When I create a URL through backend agent, this URL/hotspot should have my code with #formula. In simple words, I want to pass #Dblookup inside URL/hotspot through my email link. How to accomplish this task ?
Or is there any alternative to get user name if any person clicks a link in his email ?
Only Notes client has to be used.
Edit#1: Adding scenario for better explanation:
Our users are not happy to re-authenticate themselves for web applications. So, we have been trying something like if they want to open a webdoclink, which they got through their email in notes client, so they shouldn't be asked to authenticate again (since they have already logged into notes client).
We could achieve this for static application links, where application name is not changed. Now, the challenge we are facing is how to do it for reminder emails, which have links to particular web document (links here are not static. They are differed by unique document ids).
For this to work, we need shortname of person who clicked that link from his email.
You probably need to be sending an Action hotspot instead of a URL hotspot; but it is very difficult to guess without seeing what your code is really doing. Also, I believe that creating an Action hotspot probably will require copying it from a previously saved rich text field, perhaps in a profile document and appending it to the rich text body field of the message you are sending. (That's a technique I've used in the past to create action hotspots, anyhow. I'm not sure if there are better alternatives.)
And since this is for Notes client recipients, the other technique that I would probably explore is the use of a store-form-in-document message instead of an ordinary email message. That way you just need to have a button containing the #DbLookup on the form that you send in the message.
I agree with leyer. The ACL (Access Control List) is the main tool to use to decide functionality. For instance a user can have access to the db. Then you can define who can create databases, create emails. It is best to use the ACL so you can also use Roles and other tools. Basic LotusScript can access the ACL on open events or do a test in buttons.

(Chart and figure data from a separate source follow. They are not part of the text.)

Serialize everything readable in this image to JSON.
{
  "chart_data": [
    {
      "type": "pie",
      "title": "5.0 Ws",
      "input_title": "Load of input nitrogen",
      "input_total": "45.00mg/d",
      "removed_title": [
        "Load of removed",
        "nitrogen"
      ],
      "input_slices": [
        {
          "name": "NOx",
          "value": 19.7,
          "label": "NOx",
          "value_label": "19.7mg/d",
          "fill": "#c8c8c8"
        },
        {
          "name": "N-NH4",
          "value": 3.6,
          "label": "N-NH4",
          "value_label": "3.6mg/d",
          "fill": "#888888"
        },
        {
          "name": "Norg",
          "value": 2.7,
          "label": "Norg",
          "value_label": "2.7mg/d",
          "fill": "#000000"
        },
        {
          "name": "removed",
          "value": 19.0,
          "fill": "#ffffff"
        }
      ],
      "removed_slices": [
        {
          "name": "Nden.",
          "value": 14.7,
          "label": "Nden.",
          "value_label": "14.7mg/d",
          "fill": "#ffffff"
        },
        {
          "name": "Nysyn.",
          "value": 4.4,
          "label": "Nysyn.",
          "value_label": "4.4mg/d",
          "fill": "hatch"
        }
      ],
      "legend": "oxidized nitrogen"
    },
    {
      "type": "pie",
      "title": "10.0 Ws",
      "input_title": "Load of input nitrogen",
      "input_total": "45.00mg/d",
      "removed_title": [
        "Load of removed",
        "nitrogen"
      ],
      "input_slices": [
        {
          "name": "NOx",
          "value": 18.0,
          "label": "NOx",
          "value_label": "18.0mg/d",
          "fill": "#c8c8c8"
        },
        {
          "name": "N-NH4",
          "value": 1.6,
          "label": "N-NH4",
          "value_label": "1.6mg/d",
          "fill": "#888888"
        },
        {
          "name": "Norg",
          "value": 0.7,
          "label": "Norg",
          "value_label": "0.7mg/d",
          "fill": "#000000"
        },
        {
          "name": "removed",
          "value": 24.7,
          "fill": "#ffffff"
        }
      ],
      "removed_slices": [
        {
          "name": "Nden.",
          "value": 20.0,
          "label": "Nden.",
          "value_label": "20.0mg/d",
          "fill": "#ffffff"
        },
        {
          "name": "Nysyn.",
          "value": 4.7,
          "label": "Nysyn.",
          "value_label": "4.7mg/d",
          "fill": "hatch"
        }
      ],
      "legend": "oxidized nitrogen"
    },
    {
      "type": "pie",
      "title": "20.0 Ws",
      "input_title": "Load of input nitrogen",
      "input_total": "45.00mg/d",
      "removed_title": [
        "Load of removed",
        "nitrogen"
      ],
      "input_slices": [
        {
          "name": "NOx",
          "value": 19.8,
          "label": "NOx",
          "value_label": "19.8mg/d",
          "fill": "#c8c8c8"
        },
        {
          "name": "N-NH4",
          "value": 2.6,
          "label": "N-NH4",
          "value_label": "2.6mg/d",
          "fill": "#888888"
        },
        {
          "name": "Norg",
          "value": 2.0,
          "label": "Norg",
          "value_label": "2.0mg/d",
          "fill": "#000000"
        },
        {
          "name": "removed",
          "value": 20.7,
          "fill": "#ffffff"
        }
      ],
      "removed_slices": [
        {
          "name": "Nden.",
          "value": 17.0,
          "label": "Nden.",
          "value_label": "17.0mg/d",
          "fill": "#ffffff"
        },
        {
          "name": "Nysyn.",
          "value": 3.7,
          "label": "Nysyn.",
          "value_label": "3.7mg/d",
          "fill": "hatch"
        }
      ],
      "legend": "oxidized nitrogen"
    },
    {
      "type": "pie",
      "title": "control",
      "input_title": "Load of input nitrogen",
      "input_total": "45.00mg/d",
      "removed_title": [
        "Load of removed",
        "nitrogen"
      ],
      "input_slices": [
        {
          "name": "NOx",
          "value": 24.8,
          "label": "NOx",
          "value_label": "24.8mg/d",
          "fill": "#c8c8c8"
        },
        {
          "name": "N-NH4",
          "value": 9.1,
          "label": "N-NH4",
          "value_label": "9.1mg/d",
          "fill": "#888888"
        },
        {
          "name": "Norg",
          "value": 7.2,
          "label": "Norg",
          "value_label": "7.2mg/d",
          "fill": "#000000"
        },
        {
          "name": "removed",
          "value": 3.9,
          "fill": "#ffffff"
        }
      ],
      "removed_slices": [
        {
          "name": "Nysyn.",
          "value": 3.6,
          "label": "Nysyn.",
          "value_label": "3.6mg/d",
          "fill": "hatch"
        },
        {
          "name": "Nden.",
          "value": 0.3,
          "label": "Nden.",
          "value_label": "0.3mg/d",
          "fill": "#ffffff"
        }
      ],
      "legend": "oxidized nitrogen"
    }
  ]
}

Regarding the scenario you are describing, if the issue is that users have to re-authenticate for every web application on the server, you would be better of implementing SSO/Session based authentication on the server then coding this workaround. With Session based authentication, users only have to authenticate once.
From the admin help:
Session-based name-and-password authentication sends the client's name and unencrypted password, and is sent with each request to the server. Session-based authentication differs in that the user's name and password information is sent over the network only the first time the user logs in to a server, not each time a request is posted. After login, the user's name and logon information is stored in a cookie in the user's browswer, and the browser sends the cookie to the server with each request. Before honoring a request, the server verifies the information in the cookie and uses the cookie contents to identify the logged-in user. The session is only valid within the browser in which the login was performed. If the user shuts down the browser in which the session login took place, the user's session will be ended and the cookie will be destroyed.
Using session-based name-and-password authentication provides greater control over user interaction than basic name-and-password authentication. For example, you can customize the form in which users enter their name and password information. It also allows users to log out of the session without closing the browser.
If you are using windows based servers, you could even implement SPNEGO, automatically signing the users in using der Windows account, therefore eliminating login prompts completely.
With Domino 9, you also have the option of using Security Assertion Markup Language (SAML) to configure federated-identity authentication.
In your case, I would start with Session-based name-and-password authentication to solve the multiple-login issue.